Travelling is an experience that many people look forward to. After all, it allows you to explore new cultures and broaden your horizons. As travelling comes with its own set of expenses, recent years have seen the boom of ‘Travel Now, Pay Later' (TNPL) loans.

It is essentially the ‘buy now, pay later' meant for the customers and companies in the travel and tourism sector.

Tourism companies offer these loans in partnership with banks and fintech companies. While these loans are highly appealing, you need to be aware of their pros and cons before taking them. Here's an explanation of how they work and whether you should opt for them.

What is Travel Now Pay Later?

Travel Now, Pay Later is a payment model where travellers can book flights, hotels, or holiday packages and pay the amount within a pre-defined period.

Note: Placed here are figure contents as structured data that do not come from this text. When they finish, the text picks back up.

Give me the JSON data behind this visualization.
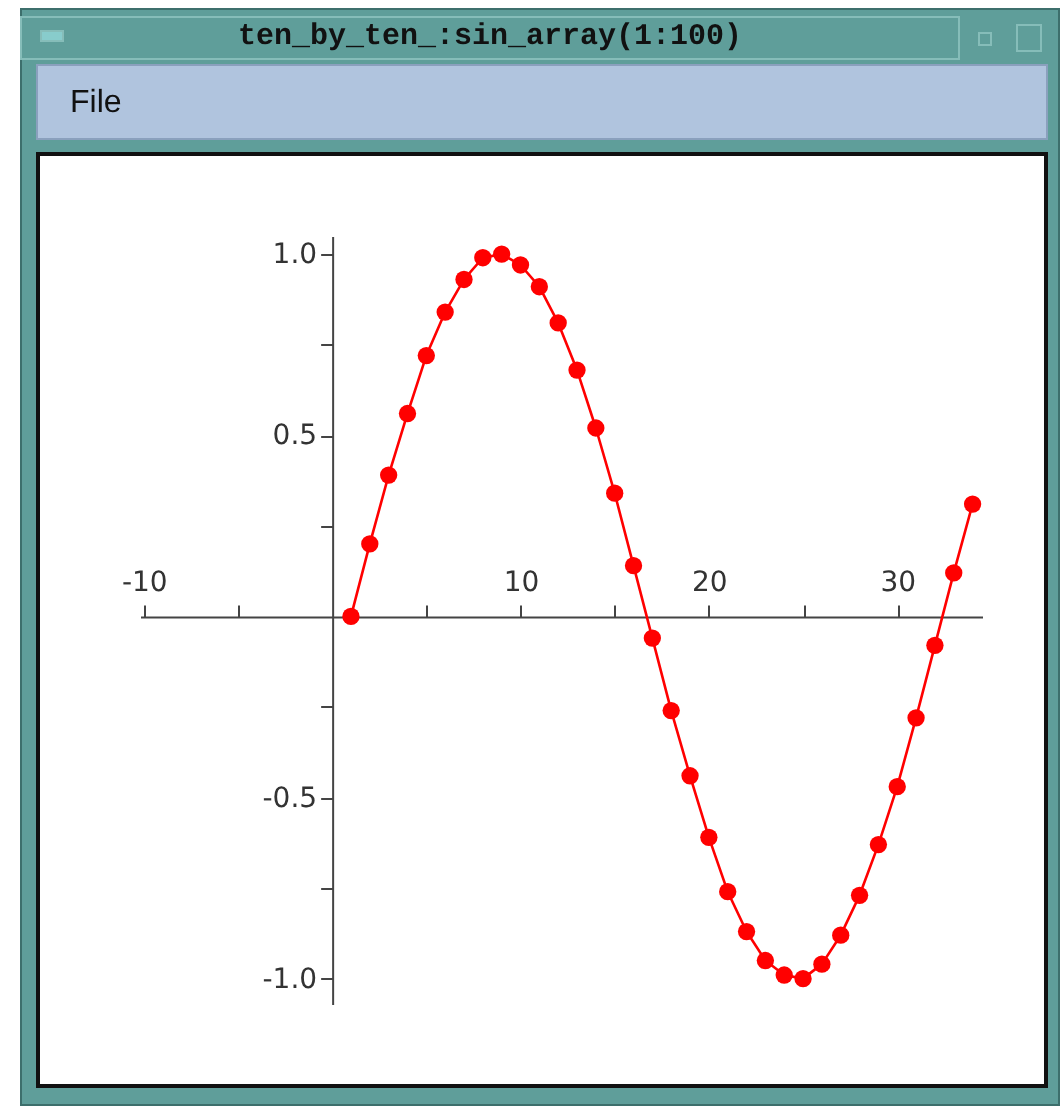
{
  "chart_data": {
    "type": "line",
    "title": "ten_by_ten_:sin_array(1:100)",
    "annotations": [
      "File"
    ],
    "x": [
      1,
      2,
      3,
      4,
      5,
      6,
      7,
      8,
      9,
      10,
      11,
      12,
      13,
      14,
      15,
      16,
      17,
      18,
      19,
      20,
      21,
      22,
      23,
      24,
      25,
      26,
      27,
      28,
      29,
      30,
      31,
      32,
      33,
      34
    ],
    "series": [
      {
        "color": "#ff0000",
        "values": [
          0,
          0.2,
          0.39,
          0.56,
          0.72,
          0.84,
          0.93,
          0.99,
          1.0,
          0.97,
          0.91,
          0.81,
          0.68,
          0.52,
          0.34,
          0.14,
          -0.06,
          -0.26,
          -0.44,
          -0.61,
          -0.76,
          -0.87,
          -0.95,
          -0.99,
          -1.0,
          -0.96,
          -0.88,
          -0.77,
          -0.63,
          -0.47,
          -0.28,
          -0.08,
          0.12,
          0.31
        ]
      }
    ],
    "xlim": [
      -10.2,
      34.5
    ],
    "ylim": [
      -1.07,
      1.05
    ],
    "xticks": [
      -10,
      {
        "value": -5,
        "label": null
      },
      {
        "value": 5,
        "label": null
      },
      10,
      {
        "value": 15,
        "label": null
      },
      20,
      {
        "value": 25,
        "label": null
      },
      30
    ],
    "yticks": [
      {
        "value": 1,
        "label": "1.0"
      },
      {
        "value": 0.75,
        "label": null
      },
      0.5,
      {
        "value": 0.25,
        "label": null
      },
      {
        "value": -0.25,
        "label": null
      },
      -0.5,
      {
        "value": -0.75,
        "label": null
      },
      {
        "value": -1,
        "label": "-1.0"
      }
    ],
    "marker": "circle",
    "line_style": "solid",
    "grid": false
  }
}
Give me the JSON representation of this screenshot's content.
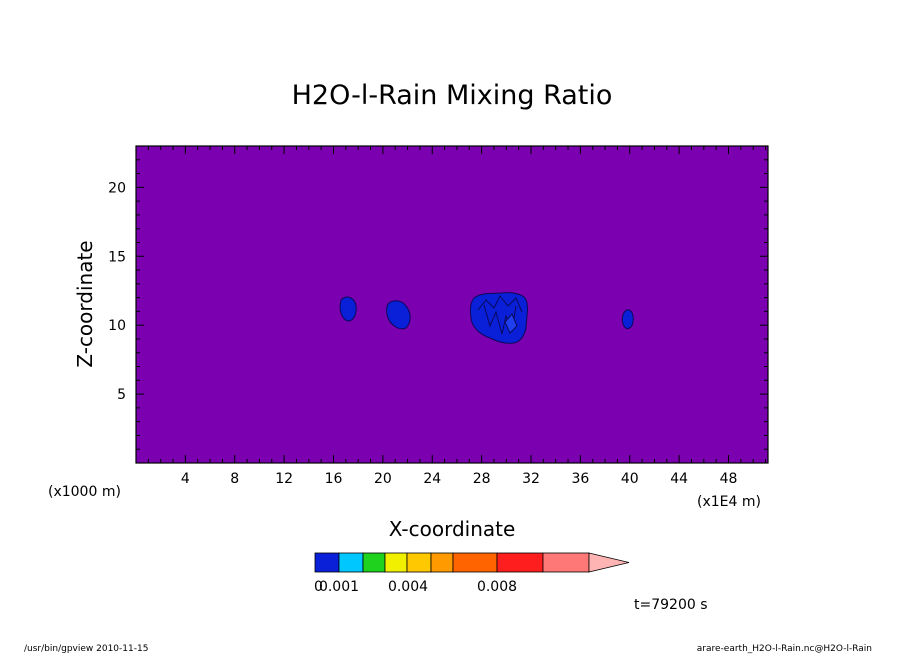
{
  "chart_data": {
    "type": "heatmap",
    "title": "H2O-l-Rain Mixing Ratio",
    "xlabel": "X-coordinate",
    "ylabel": "Z-coordinate",
    "x_unit_left": "(x1000 m)",
    "x_unit_right": "(x1E4 m)",
    "xlim": [
      0,
      51.2
    ],
    "ylim": [
      0,
      23
    ],
    "x_ticks": [
      4,
      8,
      12,
      16,
      20,
      24,
      28,
      32,
      36,
      40,
      44,
      48
    ],
    "y_ticks": [
      5,
      10,
      15,
      20
    ],
    "background_color": "#7a00b0",
    "features": [
      {
        "x": 17.2,
        "z": 11.1,
        "level": "0.001",
        "color": "#0a1fd8"
      },
      {
        "x": 21.2,
        "z": 10.6,
        "level": "0.001",
        "color": "#0a1fd8"
      },
      {
        "x": 29.8,
        "z": 10.6,
        "level": "0.001",
        "color": "#0a1fd8"
      },
      {
        "x": 39.8,
        "z": 10.3,
        "level": "0.001",
        "color": "#0a1fd8"
      }
    ],
    "colorbar": {
      "colors": [
        "#0a1fd8",
        "#00c8ff",
        "#1ed21e",
        "#f0f000",
        "#ffc800",
        "#ff9b00",
        "#ff6400",
        "#ff1e1e",
        "#ff7878",
        "#ffb4b4"
      ],
      "labels": [
        "0.001",
        "0.004",
        "0.008"
      ],
      "extra_label": "0"
    },
    "time_label": "t=79200 s"
  },
  "footer": {
    "left": "/usr/bin/gpview   2010-11-15",
    "right": "arare-earth_H2O-l-Rain.nc@H2O-l-Rain"
  }
}
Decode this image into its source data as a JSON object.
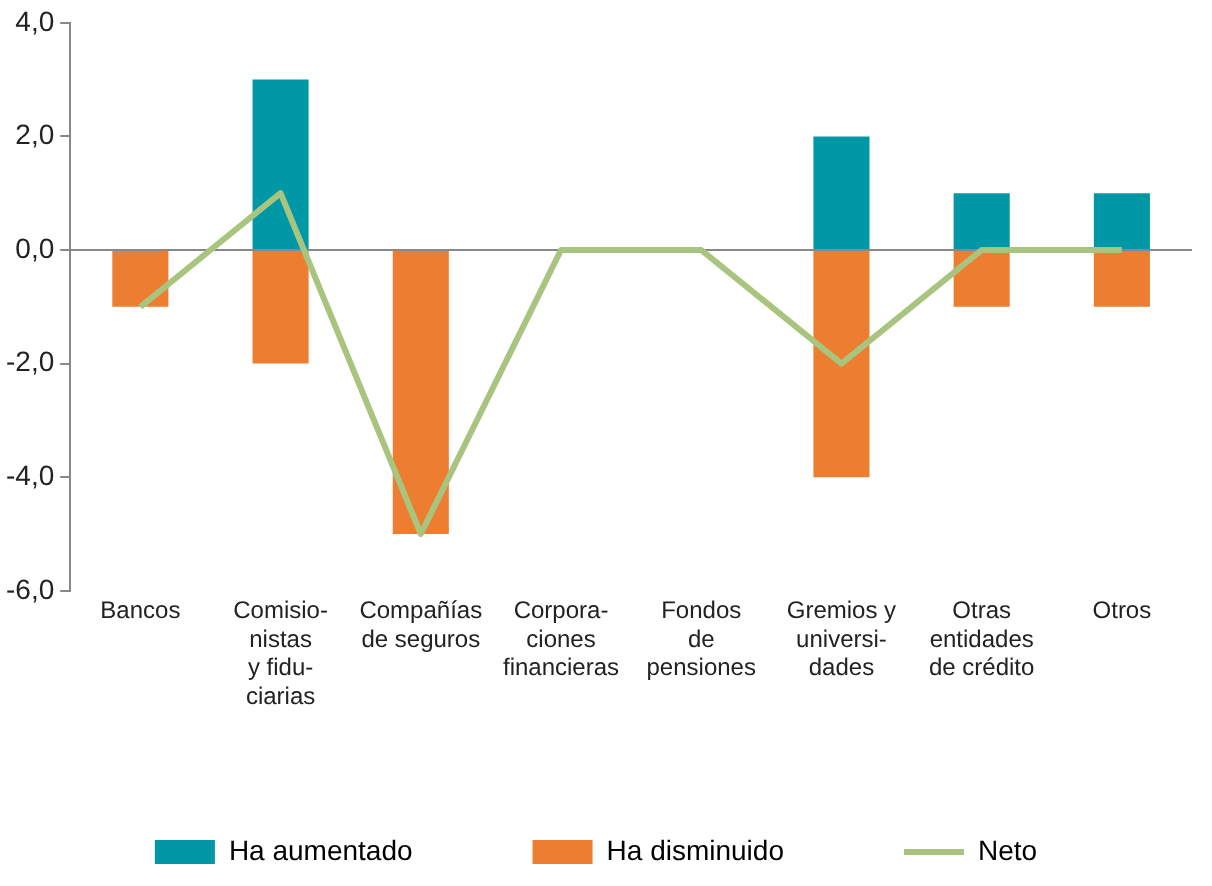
{
  "chart_data": {
    "type": "bar",
    "stacked": true,
    "categories": [
      "Bancos",
      "Comisio-\nnistas\ny fidu-\nciarias",
      "Compañías\nde seguros",
      "Corpora-\nciones\nfinancieras",
      "Fondos\nde\npensiones",
      "Gremios y\nuniversi-\ndades",
      "Otras\nentidades\nde crédito",
      "Otros"
    ],
    "series": [
      {
        "name": "Ha aumentado",
        "color": "#0097a7",
        "values": [
          0,
          3,
          0,
          0,
          0,
          2,
          1,
          1
        ]
      },
      {
        "name": "Ha disminuido",
        "color": "#ed7d31",
        "values": [
          -1,
          -2,
          -5,
          0,
          0,
          -4,
          -1,
          -1
        ]
      },
      {
        "name": "Neto",
        "type": "line",
        "color": "#a9c47f",
        "values": [
          -1,
          1,
          -5,
          0,
          0,
          -2,
          0,
          0
        ]
      }
    ],
    "ylim": [
      -6,
      4
    ],
    "yticks": [
      {
        "value": -6,
        "label": "-6,0"
      },
      {
        "value": -4,
        "label": "-4,0"
      },
      {
        "value": -2,
        "label": "-2,0"
      },
      {
        "value": 0,
        "label": "0,0"
      },
      {
        "value": 2,
        "label": "2,0"
      },
      {
        "value": 4,
        "label": "4,0"
      }
    ],
    "legend": "bottom",
    "marker": "none",
    "line_style": "solid"
  }
}
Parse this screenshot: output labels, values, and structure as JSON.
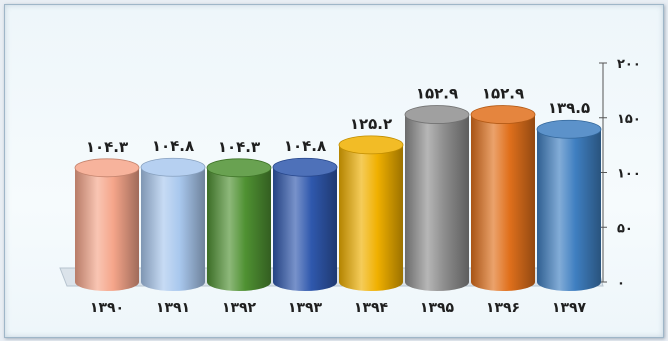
{
  "chart_data": {
    "type": "bar",
    "categories": [
      "۱۳۹۰",
      "۱۳۹۱",
      "۱۳۹۲",
      "۱۳۹۳",
      "۱۳۹۴",
      "۱۳۹۵",
      "۱۳۹۶",
      "۱۳۹۷"
    ],
    "values": [
      104.3,
      104.8,
      104.3,
      104.8,
      125.2,
      152.9,
      152.9,
      139.5
    ],
    "value_labels": [
      "۱۰۴.۳",
      "۱۰۴.۸",
      "۱۰۴.۳",
      "۱۰۴.۸",
      "۱۲۵.۲",
      "۱۵۲.۹",
      "۱۵۲.۹",
      "۱۳۹.۵"
    ],
    "bar_colors": [
      "#f5a58a",
      "#a9c8ee",
      "#4f9132",
      "#2f58ad",
      "#f0b000",
      "#8f8f8f",
      "#e0701c",
      "#3f7fc1"
    ],
    "yticks": [
      0,
      50,
      100,
      150,
      200
    ],
    "ytick_labels": [
      "۰",
      "۵۰",
      "۱۰۰",
      "۱۵۰",
      "۲۰۰"
    ],
    "ylim": [
      0,
      200
    ],
    "axis_position": "right",
    "title": "",
    "xlabel": "",
    "ylabel": "",
    "grid": false,
    "legend": "none",
    "style": "3d-cylinder"
  }
}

The TNPL service providers may charge interest and additional fees if you fail to pay off the amount within the deadline.

Basically, this works like a short-term loan and you will be charged interest only for the amount you utilised.

Several travel platforms, banks, and Non-Banking Financial Companies (NBFCs) provide such short-term loans for travelling nowadays. 

Advantages Of Travel Now Pay Later

Affordability: Several no-cost EMI options are available for getting TNPL loans. This makes it accessible for families and individuals who may not have large savings. 

Accessibility: TNPL loans are usually easy to get and do not require much paperwork. This makes it highly accessible.

Wide Range Of Options: From budget domestic trips to luxury international packages, TNPL is available across price ranges, catering to diverse categories of Indian travellers.

Disadvantages Of Travel Now Pay Later

Hidden Costs: Not all TNPL plans are interest-free. Some banks and non-banking financial companies (NBFCs) offering the service may charge high interest rates or processing fees, increasing the trip's overall cost. If repayments are delayed, it can lead to high interest rates. 

Debt Trap Risk: Easy access to credit may lead to overspending. Missing EMIs can lead to penalties and damage your credit score.

Credit Dependency: Over-reliance on TNPL can create a habit of living beyond one's means. It can lead to financial ruin in the long run.

To conclude, it is very important to study the terms and conditions of a TNPL loan before opting for it. While it can give you easy access to funds, missing your repayment once can lead to a serious financial burden. To fund your trip, you can also explore options such as investing in mutual funds and fixed deposits, and increasing your monthly savings.